Tuesday, February 20, 2024

Every day, doctors and nurses in Gaza are faced with the impossible decision of choosing who lives and who dies. The hospitals in Gaza are on the brink of collapse due to a lack of electricity and basic supplies, leaving the medical staff to make snap decisions about ventilators, resuscitation, and medical treatment. The sound of small children undergoing amputations or brain surgeries without anesthesia or clean water fills the halls. Veterans of wartime medicine in Gaza say that the conditions are the worst they have ever seen, with entire apartment blocks, schools, and hospitals being destroyed by Israeli bombardment. The medical teams are exhausted, both physically and psychologically.

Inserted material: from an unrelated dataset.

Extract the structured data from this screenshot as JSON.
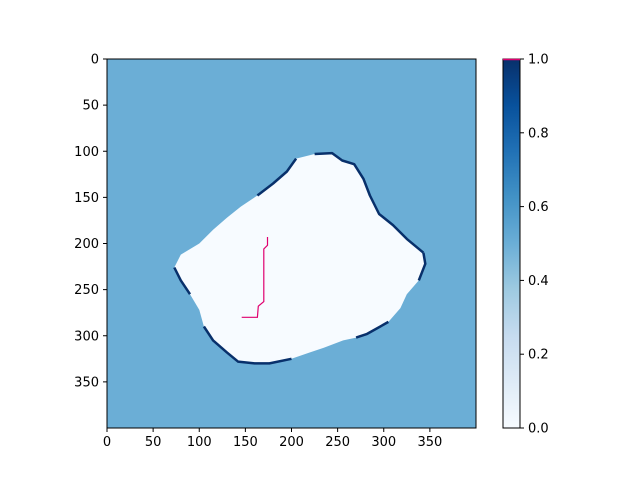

Some doctors stay in the hospital for a whole week, witnessing the deaths and injuries of their own families. The siege imposed by Israel has created extreme shortages of fuel, food, water, medicine, and other basic goods. The lack of electricity has forced many hospitals to shut down, and those that remain open are only able to provide minimal care. The shortage of fresh water supplies and iodine has left patients with filthy wounds and maggots. Doctors and nurses struggle to keep their patients alive with what little supplies they have. Patients in critical condition are often not resuscitated, as medical staff focus on those with a greater chance of survival. Anesthesia has also been in short supply for weeks, making surgeries even more difficult. On top of all this, hospitals have become temporary orphanages as children arrive after losing their entire families in the war. Hospitals are running out of fuel to preserve and operate, putting even more pressure on the remaining functioning hospitals. The situation is dire, with explosions near hospitals and attacks on medical facilities adding to the chaos. The lack of electricity has made the heat unbearable, causing patients’ wounds to fester. With food scarcity, medical staff often eat only one meal a day and sleep in hallways with displaced people seeking refuge in hospitals. These difficult decisions are being made by medical staff who feel that it is the fault of humankind for failing to provide the continuous medical aid they desperately need. The hospital doors remain open, but the care they can provide is minimal.